Each phase completes when:
1. Code shipped and building clean
2. Success gate measurably passed
3. Relevant ADR added to `docs/DECISIONS.md` (or updated)
4. `docs/PHASES.md` checkbox flipped with measurement data
5. PRD invariants checked — if a new invariant emerged, add it
6. One regression test in the crate or HTTP integration test

---

## Session plan (what to do in what order)

### Next session
1. **Phase B — Lance pilot.** Single session. Answers the biggest open architectural question.
2. Based on outcome, **write ADR-019** with the decision + data.
3. **Update PHASES.md** with Phase 18 status (Lance evaluated).

### Session after
4. **Phase C — Decoupled embedding refresh.** Implementation shaped by B's outcome (append is easy on Lance, requires delta logic on Parquet).

### Session after that
5. **Federation layer 2** OR **Phase D (AI-safe views)** — J decides based on priority. Federation layer 2 unlocks model profiles (Phase 17); AI-safe views is standalone value.
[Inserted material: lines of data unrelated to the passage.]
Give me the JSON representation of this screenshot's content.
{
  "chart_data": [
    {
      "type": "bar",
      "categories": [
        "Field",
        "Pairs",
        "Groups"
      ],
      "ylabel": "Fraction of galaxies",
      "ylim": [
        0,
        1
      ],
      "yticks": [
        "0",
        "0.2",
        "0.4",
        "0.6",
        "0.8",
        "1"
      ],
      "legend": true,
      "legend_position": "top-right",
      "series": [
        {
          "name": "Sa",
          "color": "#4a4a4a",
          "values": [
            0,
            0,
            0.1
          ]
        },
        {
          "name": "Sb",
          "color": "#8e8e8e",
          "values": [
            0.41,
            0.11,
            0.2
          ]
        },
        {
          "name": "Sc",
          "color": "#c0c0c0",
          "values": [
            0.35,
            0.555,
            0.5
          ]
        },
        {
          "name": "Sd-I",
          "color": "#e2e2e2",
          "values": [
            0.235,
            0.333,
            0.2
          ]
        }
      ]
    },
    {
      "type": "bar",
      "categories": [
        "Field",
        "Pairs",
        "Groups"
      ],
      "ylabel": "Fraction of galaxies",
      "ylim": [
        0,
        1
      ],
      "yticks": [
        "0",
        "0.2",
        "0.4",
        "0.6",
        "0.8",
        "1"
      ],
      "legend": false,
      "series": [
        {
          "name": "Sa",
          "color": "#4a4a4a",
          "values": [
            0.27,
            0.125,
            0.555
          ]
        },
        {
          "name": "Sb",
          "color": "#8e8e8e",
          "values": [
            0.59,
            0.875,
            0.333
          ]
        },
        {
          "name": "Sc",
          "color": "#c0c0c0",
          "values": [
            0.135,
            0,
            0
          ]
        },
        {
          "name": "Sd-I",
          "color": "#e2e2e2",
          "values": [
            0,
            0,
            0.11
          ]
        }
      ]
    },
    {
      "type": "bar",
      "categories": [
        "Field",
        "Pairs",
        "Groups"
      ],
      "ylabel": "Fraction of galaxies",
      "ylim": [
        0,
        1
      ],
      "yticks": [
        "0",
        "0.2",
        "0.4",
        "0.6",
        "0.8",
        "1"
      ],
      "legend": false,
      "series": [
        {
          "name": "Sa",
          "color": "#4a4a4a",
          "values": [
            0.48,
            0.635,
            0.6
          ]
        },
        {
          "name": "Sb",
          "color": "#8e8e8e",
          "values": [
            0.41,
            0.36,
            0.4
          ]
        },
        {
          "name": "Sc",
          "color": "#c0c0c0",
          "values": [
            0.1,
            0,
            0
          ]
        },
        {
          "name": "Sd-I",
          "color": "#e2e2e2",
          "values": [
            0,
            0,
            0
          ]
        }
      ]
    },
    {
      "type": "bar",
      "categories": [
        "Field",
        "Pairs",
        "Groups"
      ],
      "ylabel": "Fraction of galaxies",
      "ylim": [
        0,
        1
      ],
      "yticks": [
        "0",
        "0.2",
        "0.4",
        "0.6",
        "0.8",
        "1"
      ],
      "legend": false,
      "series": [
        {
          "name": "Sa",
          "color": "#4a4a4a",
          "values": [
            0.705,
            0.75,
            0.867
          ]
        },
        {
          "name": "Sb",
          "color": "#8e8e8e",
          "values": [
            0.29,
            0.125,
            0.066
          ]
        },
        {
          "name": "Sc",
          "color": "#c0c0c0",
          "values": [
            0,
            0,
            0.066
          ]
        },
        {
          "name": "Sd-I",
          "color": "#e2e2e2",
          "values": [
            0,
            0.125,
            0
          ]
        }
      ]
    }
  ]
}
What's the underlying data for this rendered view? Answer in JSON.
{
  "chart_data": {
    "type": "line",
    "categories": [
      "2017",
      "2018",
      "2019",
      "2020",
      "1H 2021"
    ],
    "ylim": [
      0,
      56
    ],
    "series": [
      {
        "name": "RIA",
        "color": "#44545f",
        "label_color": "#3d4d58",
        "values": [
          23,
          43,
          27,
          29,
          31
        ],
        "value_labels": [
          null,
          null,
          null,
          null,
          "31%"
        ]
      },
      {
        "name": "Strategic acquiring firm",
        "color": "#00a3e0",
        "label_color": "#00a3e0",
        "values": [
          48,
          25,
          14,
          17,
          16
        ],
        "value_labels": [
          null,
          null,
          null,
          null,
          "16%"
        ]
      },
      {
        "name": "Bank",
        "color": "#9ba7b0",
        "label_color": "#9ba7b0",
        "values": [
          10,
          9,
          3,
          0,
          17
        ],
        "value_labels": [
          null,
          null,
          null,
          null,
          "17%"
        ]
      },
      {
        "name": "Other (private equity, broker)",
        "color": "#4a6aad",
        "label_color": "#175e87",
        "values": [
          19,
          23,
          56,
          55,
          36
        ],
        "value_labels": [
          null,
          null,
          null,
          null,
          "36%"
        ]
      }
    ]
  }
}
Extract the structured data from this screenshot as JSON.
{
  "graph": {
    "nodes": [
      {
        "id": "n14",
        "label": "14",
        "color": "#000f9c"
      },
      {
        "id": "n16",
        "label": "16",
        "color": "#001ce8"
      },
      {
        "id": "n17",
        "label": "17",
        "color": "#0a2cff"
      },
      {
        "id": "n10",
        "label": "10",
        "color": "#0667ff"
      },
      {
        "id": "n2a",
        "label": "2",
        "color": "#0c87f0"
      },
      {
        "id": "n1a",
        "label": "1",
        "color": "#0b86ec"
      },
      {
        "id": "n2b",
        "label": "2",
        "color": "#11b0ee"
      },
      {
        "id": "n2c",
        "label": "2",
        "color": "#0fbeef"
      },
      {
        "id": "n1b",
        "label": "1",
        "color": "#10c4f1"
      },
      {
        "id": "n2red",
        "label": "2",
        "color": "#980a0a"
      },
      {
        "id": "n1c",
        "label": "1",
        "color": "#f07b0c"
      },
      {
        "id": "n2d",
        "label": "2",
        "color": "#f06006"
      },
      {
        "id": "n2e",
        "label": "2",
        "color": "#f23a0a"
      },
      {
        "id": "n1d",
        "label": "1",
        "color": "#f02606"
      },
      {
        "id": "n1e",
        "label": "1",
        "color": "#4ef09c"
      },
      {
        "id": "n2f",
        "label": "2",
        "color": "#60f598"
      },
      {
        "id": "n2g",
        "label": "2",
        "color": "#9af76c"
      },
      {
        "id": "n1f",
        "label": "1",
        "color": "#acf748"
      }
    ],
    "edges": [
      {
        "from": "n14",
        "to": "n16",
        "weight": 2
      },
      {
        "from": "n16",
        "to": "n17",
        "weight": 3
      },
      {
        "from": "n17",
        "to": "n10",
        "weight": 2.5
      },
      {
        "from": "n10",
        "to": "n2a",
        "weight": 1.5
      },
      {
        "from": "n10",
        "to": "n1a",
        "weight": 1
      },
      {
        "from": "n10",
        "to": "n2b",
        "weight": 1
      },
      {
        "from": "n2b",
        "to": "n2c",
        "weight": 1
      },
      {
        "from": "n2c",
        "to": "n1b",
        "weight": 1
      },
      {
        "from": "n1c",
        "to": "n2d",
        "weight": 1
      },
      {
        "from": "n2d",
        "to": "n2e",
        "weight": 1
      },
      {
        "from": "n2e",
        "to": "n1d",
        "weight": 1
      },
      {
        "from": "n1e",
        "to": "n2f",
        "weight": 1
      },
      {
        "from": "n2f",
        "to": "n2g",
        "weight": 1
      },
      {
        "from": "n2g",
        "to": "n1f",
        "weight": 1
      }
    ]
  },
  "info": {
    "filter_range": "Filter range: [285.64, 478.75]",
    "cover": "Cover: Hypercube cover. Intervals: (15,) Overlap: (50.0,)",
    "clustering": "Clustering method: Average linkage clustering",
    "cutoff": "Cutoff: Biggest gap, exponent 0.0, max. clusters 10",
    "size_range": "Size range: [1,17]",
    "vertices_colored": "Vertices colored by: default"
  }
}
### Final session for this track
6. **Phase E — Soft deletes.** The compliance-driven phase. Fits cleanly after everything else because it touches the query path and wants to be built after query optimizations stabilize.

### Milestone checkpoint
After Phase E, stop and reassess. We'll have:
- Lance decision made and committed
- Decoupled embedding pipeline
- AI-safe view enforcement
- Soft delete semantics

That's a substantial capability increase. Plausible "pause, write a retrospective, decide on Phase 16/17" moment.